A discussion chaired by Giulia Smith, Historian in Residence, with the Art Assassins; artists Lloyd Corporation and Ilona Sagar discussing their research into privacy, data and health.
Lloyd Corporation is a collaborative project between artists Ali Eisa (UK) and Sebastian Lloyd Rees (NOR). Both artists live and work in London and hold a BA in Fine Arts from Goldsmiths, University of London (2010), where they met and started to collaborate. Their work is often focused on informal and local economies, exploring how they raise critical issues of consumerism, globalisation and urban development. Their work includes sculpture, installation, performance and text, as well as developing new approaches to collaborative practice and public intervention.

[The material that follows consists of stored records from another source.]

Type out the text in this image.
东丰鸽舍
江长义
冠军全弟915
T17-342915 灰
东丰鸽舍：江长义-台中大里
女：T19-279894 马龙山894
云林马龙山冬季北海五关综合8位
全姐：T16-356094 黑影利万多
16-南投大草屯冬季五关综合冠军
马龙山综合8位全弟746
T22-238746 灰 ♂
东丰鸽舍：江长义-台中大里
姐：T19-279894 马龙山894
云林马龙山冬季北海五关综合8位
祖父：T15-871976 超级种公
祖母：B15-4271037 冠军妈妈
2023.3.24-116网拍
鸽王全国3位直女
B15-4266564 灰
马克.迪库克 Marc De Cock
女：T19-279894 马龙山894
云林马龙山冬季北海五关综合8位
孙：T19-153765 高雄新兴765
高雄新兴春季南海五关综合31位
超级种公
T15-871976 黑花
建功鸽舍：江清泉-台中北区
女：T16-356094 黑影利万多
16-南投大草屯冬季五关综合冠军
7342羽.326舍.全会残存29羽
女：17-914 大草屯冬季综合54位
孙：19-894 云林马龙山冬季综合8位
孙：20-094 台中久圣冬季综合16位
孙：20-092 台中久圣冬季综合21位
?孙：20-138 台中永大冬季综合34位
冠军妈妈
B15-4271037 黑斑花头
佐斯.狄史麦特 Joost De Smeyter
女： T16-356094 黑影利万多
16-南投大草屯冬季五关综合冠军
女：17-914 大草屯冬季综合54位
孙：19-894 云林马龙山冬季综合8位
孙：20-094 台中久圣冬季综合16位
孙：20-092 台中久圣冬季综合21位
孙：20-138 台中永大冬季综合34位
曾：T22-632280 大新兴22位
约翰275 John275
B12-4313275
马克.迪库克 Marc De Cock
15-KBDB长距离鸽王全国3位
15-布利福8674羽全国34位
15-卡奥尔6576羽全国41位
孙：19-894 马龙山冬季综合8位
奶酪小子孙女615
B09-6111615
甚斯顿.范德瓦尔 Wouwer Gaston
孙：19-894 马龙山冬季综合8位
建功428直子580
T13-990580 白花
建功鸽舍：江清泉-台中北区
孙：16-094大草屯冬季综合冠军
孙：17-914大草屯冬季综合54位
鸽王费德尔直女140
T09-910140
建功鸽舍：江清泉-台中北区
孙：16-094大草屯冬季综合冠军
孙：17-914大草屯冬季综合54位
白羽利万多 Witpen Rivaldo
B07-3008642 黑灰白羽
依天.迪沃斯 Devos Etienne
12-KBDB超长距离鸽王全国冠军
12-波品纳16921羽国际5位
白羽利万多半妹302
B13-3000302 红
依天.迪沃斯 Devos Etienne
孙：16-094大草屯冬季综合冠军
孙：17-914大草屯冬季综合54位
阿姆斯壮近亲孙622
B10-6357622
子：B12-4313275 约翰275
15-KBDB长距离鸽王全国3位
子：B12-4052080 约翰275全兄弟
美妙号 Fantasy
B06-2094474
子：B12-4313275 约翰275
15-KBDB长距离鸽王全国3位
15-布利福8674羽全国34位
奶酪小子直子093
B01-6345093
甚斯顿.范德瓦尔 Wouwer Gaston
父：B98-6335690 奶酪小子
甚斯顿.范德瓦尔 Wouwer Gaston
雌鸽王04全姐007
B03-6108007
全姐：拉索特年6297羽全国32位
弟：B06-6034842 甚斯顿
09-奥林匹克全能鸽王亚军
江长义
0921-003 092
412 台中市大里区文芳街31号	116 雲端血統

Ilona Sagar lives and works in London. Using a diverse range of media spanning moving-image, text, performance and assemblage, she has formed a body of work that responds to the social and historical context found in the public and private spaces we inhabit. A significant aspect of her practice is the broad cross-disciplinary dialogue generated through collaboration with a range of art and scientific disciplines; including dance, architecture and neurology. Find out more about Ilona Sagar’s exhibition at SLG
Giulia Smith specialises in modern and contemporary art, with a focus on ecological aesthetics in Britain and the USA. Her research deals primarily with questions of technology, materiality, politics, subjectivity, community, wellbeing and welfare. She is currently affiliated with the Paul Mellon Centre for British Art, London. In 2016, she received her PhD from the History of Art Department at University College London. Between 2016–17, Giulia was a Postdoctoral Fellow at the Getty Research Institute. Previously she was Editorial Assistant at Oxford Art Journal. She has organised public programmes with ICA, Showroom, Tate, South London Gallery and Arcadia Missa, London. She has contributed articles to British Art Studies, Oxford Art Journal, Oxford Artistic and Practice Based Research Platform, Object, Art Monthly, Frieze, ModernMatter and This Is Tomorrow.